Take a quiz first!

Look at the below picture. Which out of these two trees seems more inviting to you?

But what is a fractal?

Compared to the right-side abomination, most of you might agree that the left tree appears to be more joyful, friendly, and less spooky. But, when they’re both made up of similar-looking branches, why do you dislike the right image so much more than the left?

The reason for this is simple: the left side tree is fractal, but the right side tree isn’t.

A fractal is a type of infinitely complex mathematical shape. In essence, a fractal is a pattern that repeats indefinitely, and every part of the fractal, no matter how zoomed in or out, appears to be identical to the entire image.

To be classified as a fractal, a shape does not have to be exactly identical. Instead, any shape that displays inherent and repeating similarities can be classified as a fractal.

Sounds pretty cool, but is this the first time you’ve heard of it? Well, it isn’t entirely new. Truth be told, we’ve been seeing fractals our entire lives—they’re all around us, and they’re at the heart of everything natural.

Nature and Fractals

The above tree that you see is a fractal in nature that propagates by dividing each branch/path into two separate branches/paths.

The main trunk of the tree is the origin point for the fractal. Each set of branches that grow off the main trunk subsequently have their own branches that continue to grow and have branches of their own. Eventually, the branches become small enough they become twigs, and these twigs will eventually grow into bigger branches and have twigs of their own.

This cycle creates an “infinite” pattern of tree branches. So basically, each branch of the tree resembles a smaller scale version of the whole shape. Crazy right?

When thinking about fractals, some of the images that come to my mind include animal circulatory systems, snowflakes, lightning and electricity, plants and leaves, geographic terrain and river systems, clouds, crystals – honestly, the list can go on and on. There’s no doubt that these elements of fractals in nature are so beautiful, and we spend hours basking in their beauty.

So here’s a question, what if we are attracted to all the natural elements because they are fractals and not because they are organic?

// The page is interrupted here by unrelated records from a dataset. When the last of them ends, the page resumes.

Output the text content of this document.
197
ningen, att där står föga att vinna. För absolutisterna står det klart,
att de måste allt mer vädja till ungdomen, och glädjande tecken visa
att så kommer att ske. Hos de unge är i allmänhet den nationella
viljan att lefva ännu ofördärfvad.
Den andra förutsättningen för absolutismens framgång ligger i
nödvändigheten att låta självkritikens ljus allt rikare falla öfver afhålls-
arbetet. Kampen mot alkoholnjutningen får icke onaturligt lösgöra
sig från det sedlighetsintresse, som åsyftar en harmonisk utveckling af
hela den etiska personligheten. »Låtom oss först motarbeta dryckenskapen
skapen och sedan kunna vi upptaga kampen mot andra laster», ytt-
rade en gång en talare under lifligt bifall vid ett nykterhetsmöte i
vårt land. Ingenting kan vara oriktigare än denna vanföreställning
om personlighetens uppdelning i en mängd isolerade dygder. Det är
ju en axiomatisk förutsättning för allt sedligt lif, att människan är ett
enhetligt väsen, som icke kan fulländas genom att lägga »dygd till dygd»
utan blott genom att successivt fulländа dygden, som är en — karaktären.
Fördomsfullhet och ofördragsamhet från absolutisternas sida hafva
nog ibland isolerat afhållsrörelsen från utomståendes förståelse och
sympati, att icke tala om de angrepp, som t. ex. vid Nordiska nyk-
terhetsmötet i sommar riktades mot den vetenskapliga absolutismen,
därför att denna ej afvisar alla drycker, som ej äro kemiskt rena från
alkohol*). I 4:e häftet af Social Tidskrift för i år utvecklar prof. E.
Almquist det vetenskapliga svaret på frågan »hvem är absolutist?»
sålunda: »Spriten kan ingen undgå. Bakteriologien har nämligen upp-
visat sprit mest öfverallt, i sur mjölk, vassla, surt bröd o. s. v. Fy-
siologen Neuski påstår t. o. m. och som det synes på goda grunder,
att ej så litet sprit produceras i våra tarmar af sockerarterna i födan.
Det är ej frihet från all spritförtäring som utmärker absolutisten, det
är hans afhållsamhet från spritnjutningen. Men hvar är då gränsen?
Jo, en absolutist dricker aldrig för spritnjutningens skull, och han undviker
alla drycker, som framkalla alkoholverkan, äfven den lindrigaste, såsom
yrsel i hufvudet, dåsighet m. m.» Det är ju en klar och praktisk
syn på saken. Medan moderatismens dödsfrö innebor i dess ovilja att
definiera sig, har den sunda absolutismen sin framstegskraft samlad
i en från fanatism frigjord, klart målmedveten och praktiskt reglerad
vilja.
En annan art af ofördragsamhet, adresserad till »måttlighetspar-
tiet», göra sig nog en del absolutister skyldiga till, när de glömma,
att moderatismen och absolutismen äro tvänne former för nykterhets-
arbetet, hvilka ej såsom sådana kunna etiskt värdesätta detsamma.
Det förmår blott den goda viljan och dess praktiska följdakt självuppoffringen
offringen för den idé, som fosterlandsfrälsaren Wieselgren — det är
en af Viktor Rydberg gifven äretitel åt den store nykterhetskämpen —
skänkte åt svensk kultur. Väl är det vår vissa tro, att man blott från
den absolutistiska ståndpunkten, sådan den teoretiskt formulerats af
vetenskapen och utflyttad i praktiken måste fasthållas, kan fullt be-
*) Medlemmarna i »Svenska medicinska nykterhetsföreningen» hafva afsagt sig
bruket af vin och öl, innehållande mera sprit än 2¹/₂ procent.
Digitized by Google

Which leads us to the bigger question, “Could items not found in nature, such as paintings and architectural elements, evoke similar positive psychological and physiological responses by simply adding fractals into them?”

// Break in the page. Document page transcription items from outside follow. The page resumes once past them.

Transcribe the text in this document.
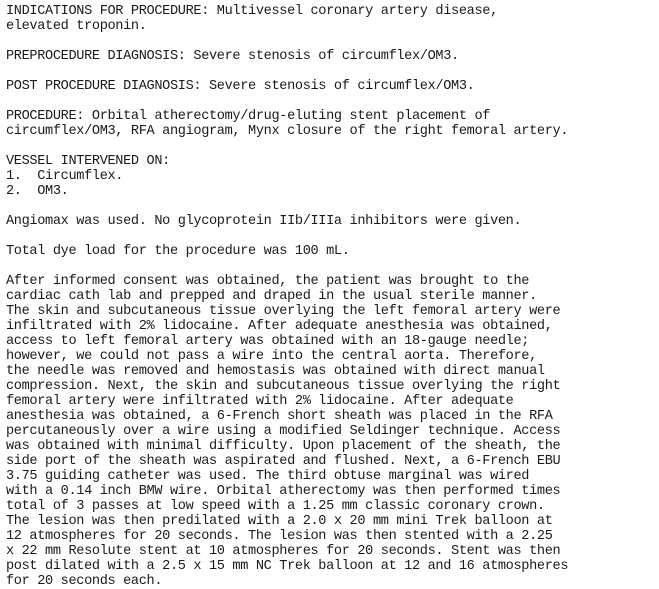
INDICATIONS FOR PROCEDURE: Multivessel coronary artery disease,
elevated troponin.

PREPROCEDURE DIAGNOSIS: Severe stenosis of circumflex/OM3.

POST PROCEDURE DIAGNOSIS: Severe stenosis of circumflex/OM3.

PROCEDURE: Orbital atherectomy/drug-eluting stent placement of
circumflex/OM3, RFA angiogram, Mynx closure of the right femoral artery.

VESSEL INTERVENED ON:

1.  Circumflex.
2.  OM3.

Angiomax was used. No glycoprotein IIb/IIIa inhibitors were given.

Total dye load for the procedure was 100 mL.

After informed consent was obtained, the patient was brought to the
cardiac cath lab and prepped and draped in the usual sterile manner.
The skin and subcutaneous tissue overlying the left femoral artery were
infiltrated with 2% lidocaine. After adequate anesthesia was obtained,
access to left femoral artery was obtained with an 18-gauge needle;
however, we could not pass a wire into the central aorta. Therefore,
the needle was removed and hemostasis was obtained with direct manual
compression. Next, the skin and subcutaneous tissue overlying the right
femoral artery were infiltrated with 2% lidocaine. After adequate
anesthesia was obtained, a 6-French short sheath was placed in the RFA
percutaneously over a wire using a modified Seldinger technique. Access
was obtained with minimal difficulty. Upon placement of the sheath, the
side port of the sheath was aspirated and flushed. Next, a 6-French EBU
3.75 guiding catheter was used. The third obtuse marginal was wired
with a 0.14 inch BMW wire. Orbital atherectomy was then performed times
total of 3 passes at low speed with a 1.25 mm classic coronary crown.
The lesion was then predilated with a 2.0 x 20 mm mini Trek balloon at
12 atmospheres for 20 seconds. The lesion was then stented with a 2.25
x 22 mm Resolute stent at 10 atmospheres for 20 seconds. Stent was then
post dilated with a 2.5 x 15 mm NC Trek balloon at 12 and 16 atmospheres
for 20 seconds each.
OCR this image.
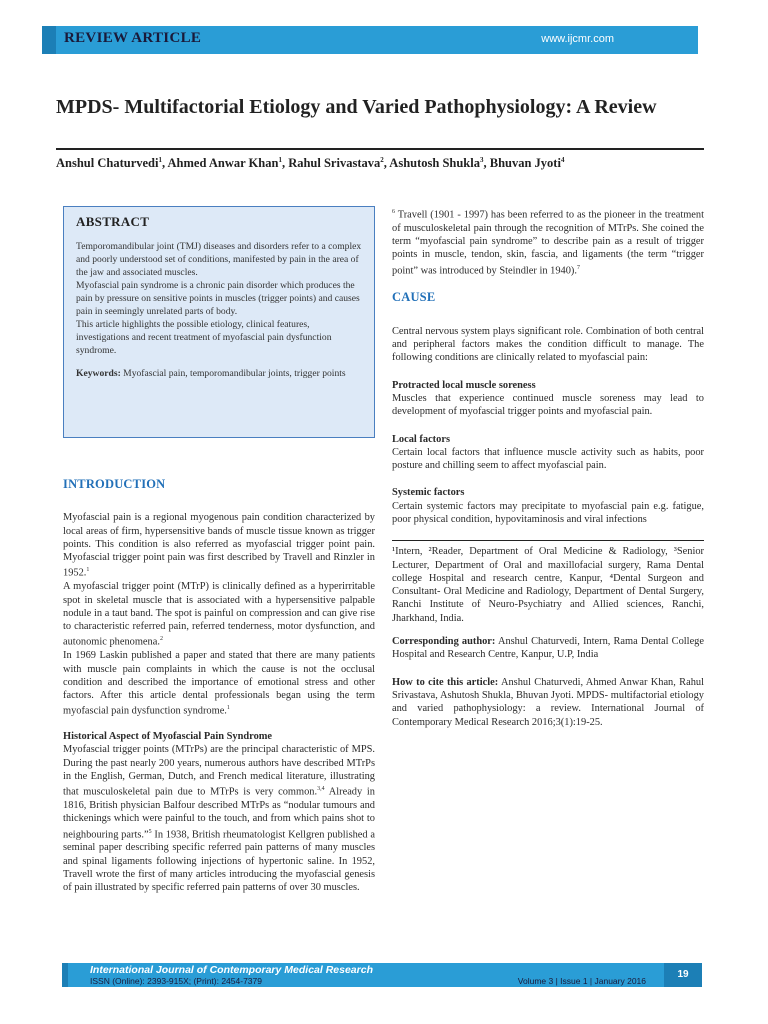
REVIEW ARTICLE	www.ijcmr.com
MPDS- Multifactorial Etiology and Varied Pathophysiology: A Review
Anshul Chaturvedi$^1$, Ahmed Anwar Khan$^1$, Rahul Srivastava$^2$, Ashutosh Shukla$^3$, Bhuvan Jyoti$^4$
ABSTRACT

Temporomandibular joint (TMJ) diseases and disorders refer to a complex and poorly understood set of conditions, manifested by pain in the area of the jaw and associated muscles.

Myofascial pain syndrome is a chronic pain disorder which produces the pain by pressure on sensitive points in muscles (trigger points) and causes pain in seemingly unrelated parts of body.

This article highlights the possible etiology, clinical features, investigations and recent treatment of myofascial pain dysfunction syndrome.

Keywords: Myofascial pain, temporomandibular joints, trigger points

INTRODUCTION

Myofascial pain is a regional myogenous pain condition characterized by local areas of firm, hypersensitive bands of muscle tissue known as trigger points. This condition is also referred as myofascial trigger point pain. Myofascial trigger point pain was first described by Travell and Rinzler in 1952.$^1$

A myofascial trigger point (MTrP) is clinically defined as a hyperirritable spot in skeletal muscle that is associated with a hypersensitive palpable nodule in a taut band. The spot is painful on compression and can give rise to characteristic referred pain, referred tenderness, motor dysfunction, and autonomic phenomena.$^2$

In 1969 Laskin published a paper and stated that there are many patients with muscle pain complaints in which the cause is not the occlusal condition and described the importance of emotional stress and other factors. After this article dental professionals began using the term myofascial pain dysfunction syndrome.$^1$

Historical Aspect of Myofascial Pain Syndrome

Myofascial trigger points (MTrPs) are the principal characteristic of MPS. During the past nearly 200 years, numerous authors have described MTrPs in the English, German, Dutch, and French medical literature, illustrating that musculoskeletal pain due to MTrPs is very common.$^{3,4}$ Already in 1816, British physician Balfour described MTrPs as “nodular tumours and thickenings which were painful to the touch, and from which pains shot to neighbouring parts.”$^5$ In 1938, British rheumatologist Kellgren published a seminal paper describing specific referred pain patterns of many muscles and spinal ligaments following injections of hypertonic saline. In 1952, Travell wrote the first of many articles introducing the myofascial genesis of pain illustrated by specific referred pain patterns of over 30 muscles.

$^6$ Travell (1901 - 1997) has been referred to as the pioneer in the treatment of musculoskeletal pain through the recognition of MTrPs. She coined the term “myofascial pain syndrome” to describe pain as a result of trigger points in muscle, tendon, skin, fascia, and ligaments (the term “trigger point” was introduced by Steindler in 1940).$^7$

CAUSE

Central nervous system plays significant role. Combination of both central and peripheral factors makes the condition difficult to manage. The following conditions are clinically related to myofascial pain:

Protracted local muscle soreness

Muscles that experience continued muscle soreness may lead to development of myofascial trigger points and myofascial pain.

Local factors

Certain local factors that influence muscle activity such as habits, poor posture and chilling seem to affect myofascial pain.

Systemic factors

Certain systemic factors may precipitate to myofascial pain e.g. fatigue, poor physical condition, hypovitaminosis and viral infections

¹Intern, ²Reader, Department of Oral Medicine & Radiology, ³Senior Lecturer, Department of Oral and maxillofacial surgery, Rama Dental college Hospital and research centre, Kanpur, ⁴Dental Surgeon and Consultant- Oral Medicine and Radiology, Department of Dental Surgery, Ranchi Institute of Neuro-Psychiatry and Allied sciences, Ranchi, Jharkhand, India.

Corresponding author: Anshul Chaturvedi, Intern, Rama Dental College Hospital and Research Centre, Kanpur, U.P, India

How to cite this article: Anshul Chaturvedi, Ahmed Anwar Khan, Rahul Srivastava, Ashutosh Shukla, Bhuvan Jyoti. MPDS- multifactorial etiology and varied pathophysiology: a review. International Journal of Contemporary Medical Research 2016;3(1):19-25.

International Journal of Contemporary Medical Research
ISSN (Online): 2393-915X; (Print): 2454-7379	Volume 3 | Issue 1 | January 2016
19
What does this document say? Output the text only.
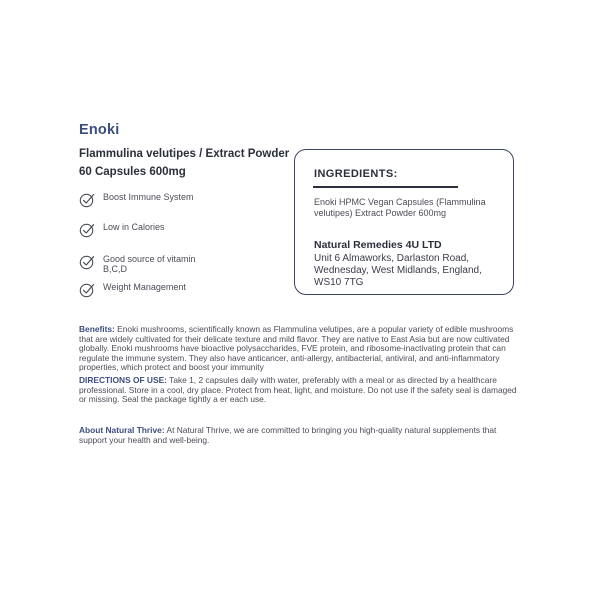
Enoki
Flammulina velutipes / Extract Powder
60 Capsules 600mg
Boost Immune System
Low in Calories
Good source of vitamin B,C,D
Weight Management
INGREDIENTS:
Enoki HPMC Vegan Capsules (Flammulina velutipes) Extract Powder 600mg
Natural Remedies 4U LTD
Unit 6 Almaworks, Darlaston Road, Wednesday, West Midlands, England, WS10 7TG
Benefits: Enoki mushrooms, scientifically known as Flammulina velutipes, are a popular variety of edible mushrooms that are widely cultivated for their delicate texture and mild flavor. They are native to East Asia but are now cultivated globally. Enoki mushrooms have bioactive polysaccharides, FVE protein, and ribosome-inactivating protein that can regulate the immune system. They also have anticancer, anti-allergy, antibacterial, antiviral, and anti-inflammatory properties, which protect and boost your immunity
DIRECTIONS OF USE: Take 1, 2 capsules daily with water, preferably with a meal or as directed by a healthcare professional. Store in a cool, dry place. Protect from heat, light, and moisture. Do not use if the safety seal is damaged or missing. Seal the package tightly a er each use.
About Natural Thrive: At Natural Thrive, we are committed to bringing you high-quality natural supplements that support your health and well-being.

Let’s see how fractals fit into nature, design and architecture.

Early hierarchical patterns and settlements

Mathematician Ron Eglash discovered numerous examples of self-similar structures in Africa, which did not only arrange dwelling units, rooms, etc. but also corresponded to the social and religious hierarchy. Furthermore, Eglash emphasized the self-similarity, not similarity between occurring fractal structures, in order to not convey a generalizing view of African vernacular architecture. (Eglash 2007)

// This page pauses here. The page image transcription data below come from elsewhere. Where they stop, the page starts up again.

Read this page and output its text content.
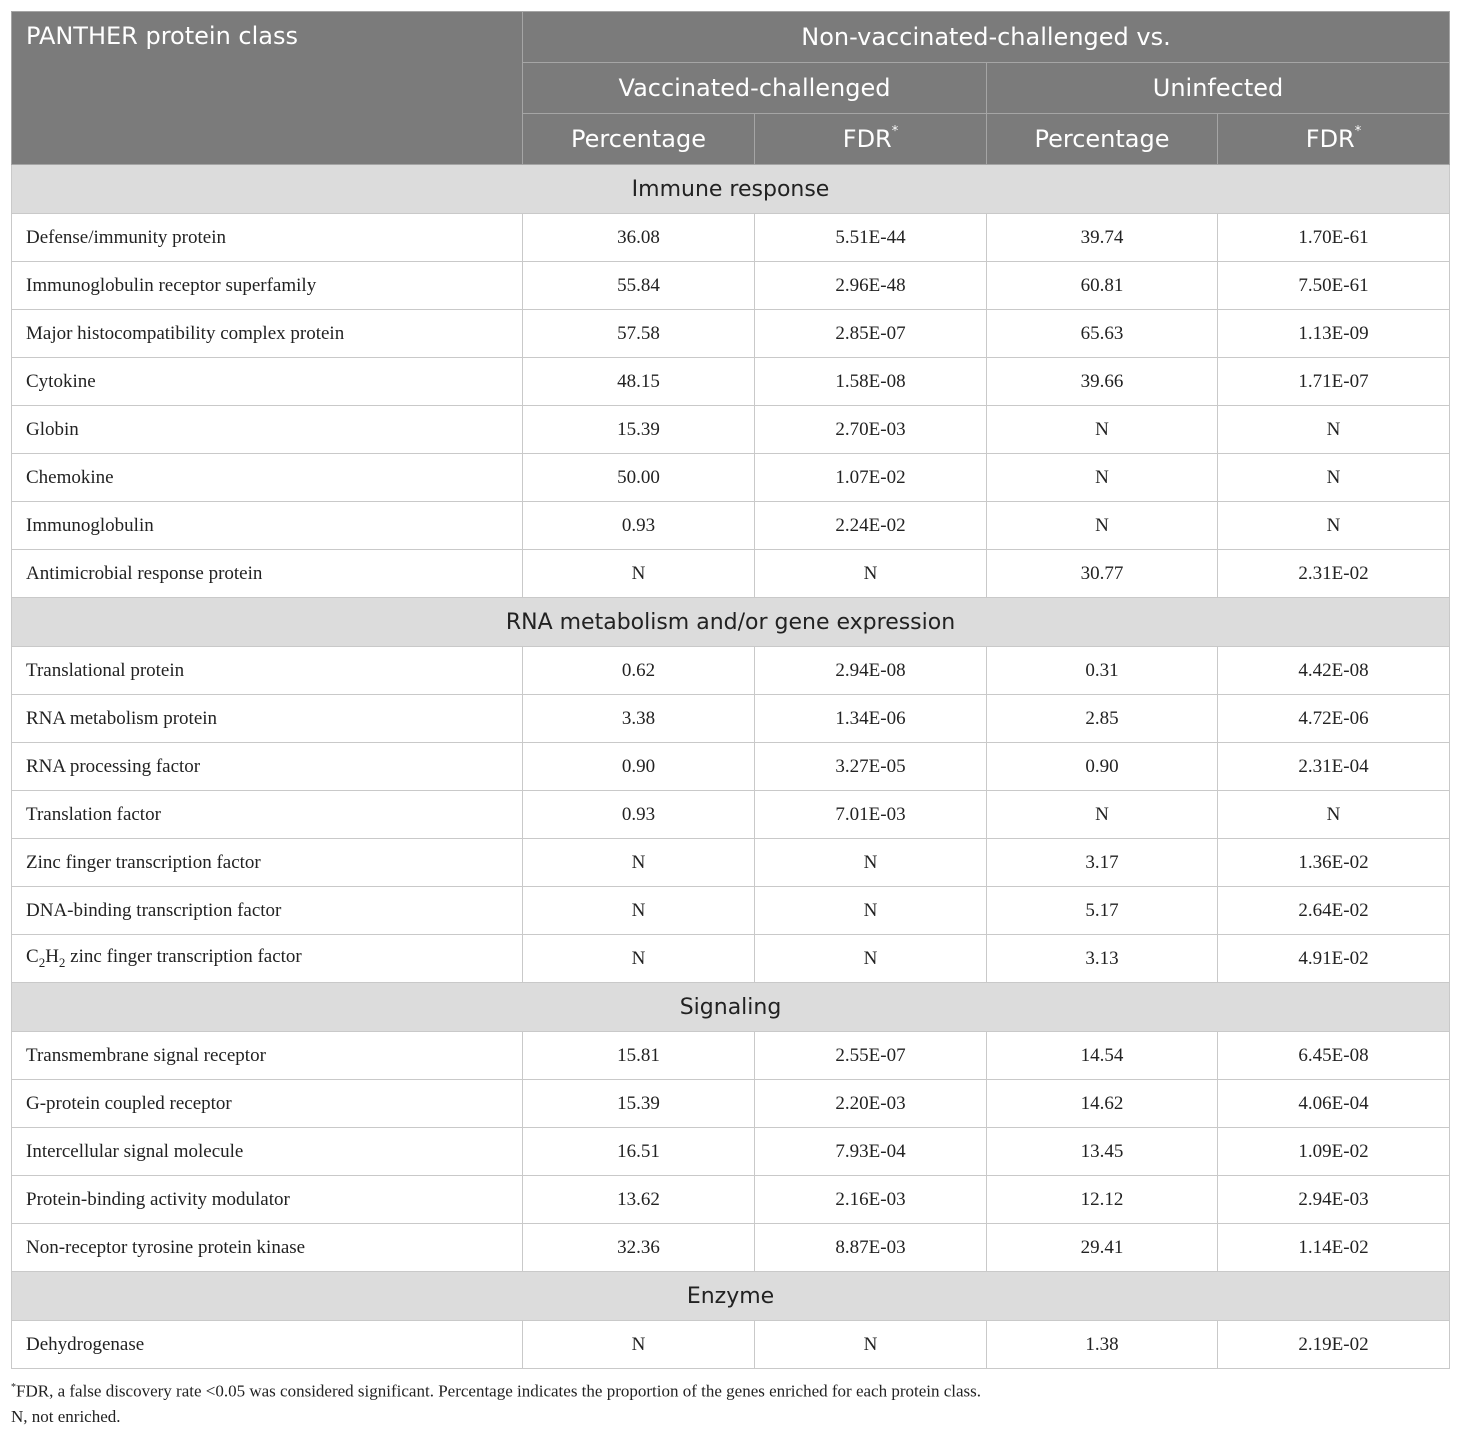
PANTHER protein class	Non-vaccinated-challenged vs.			
	Vaccinated-challenged		Uninfected	
	Percentage	FDR*	Percentage	FDR*
Immune response				
Defense/immunity protein	36.08	5.51E-44	39.74	1.70E-61
Immunoglobulin receptor superfamily	55.84	2.96E-48	60.81	7.50E-61
Major histocompatibility complex protein	57.58	2.85E-07	65.63	1.13E-09
Cytokine	48.15	1.58E-08	39.66	1.71E-07
Globin	15.39	2.70E-03	N	N
Chemokine	50.00	1.07E-02	N	N
Immunoglobulin	0.93	2.24E-02	N	N
Antimicrobial response protein	N	N	30.77	2.31E-02
RNA metabolism and/or gene expression				
Translational protein	0.62	2.94E-08	0.31	4.42E-08
RNA metabolism protein	3.38	1.34E-06	2.85	4.72E-06
RNA processing factor	0.90	3.27E-05	0.90	2.31E-04
Translation factor	0.93	7.01E-03	N	N
Zinc finger transcription factor	N	N	3.17	1.36E-02
DNA-binding transcription factor	N	N	5.17	2.64E-02
$C_2H_2$ zinc finger transcription factor	N	N	3.13	4.91E-02
Signaling				
Transmembrane signal receptor	15.81	2.55E-07	14.54	6.45E-08
G-protein coupled receptor	15.39	2.20E-03	14.62	4.06E-04
Intercellular signal molecule	16.51	7.93E-04	13.45	1.09E-02
Protein-binding activity modulator	13.62	2.16E-03	12.12	2.94E-03
Non-receptor tyrosine protein kinase	32.36	8.87E-03	29.41	1.14E-02
Enzyme				
Dehydrogenase	N	N	1.38	2.19E-02
*FDR, a false discovery rate <0.05 was considered significant. Percentage indicates the proportion of the genes enriched for each protein class.
N, not enriched.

Fractals and Indian temple architecture

Hindu temples in India are perhaps one of the best examples of fractal geometry in architecture that have been built long before the development of Fractal Theory.

Typically, Indian and Southeast Asian temples and monuments exhibit a fractal structure: a tower surrounded by smaller towers, surrounded by still smaller towers, and so on, for eight or more levels. Quoting William Jackson, who goes on to assert that the whole religious vision of Hinduism has a fractal character:

“This universe is like a ripe fruit appearing from the activity of the cit [consciousness]. There is a branch of a tree bearing innumerable such fruit. There is a tree having thousands of such branches. There is a forest with thousands of such trees. There is a mountainous territory having thousands of such forests. There is a territory containing thousands of such territories. There is a solar system containing thousands of such territories. There is a universe containing thousands of such solar systems. And there are many such universes contained within what is like an atom within an atom. This is what is known as cit or the subtle sun which illumines everything in the world. All the things of the world take their rise in it. Amidst all this incessant activity, the cit is ever in undisturbed repose.”

So perhaps, the fractal aspects of Hindu architecture reflect the fractal nature of Hindu cosmology.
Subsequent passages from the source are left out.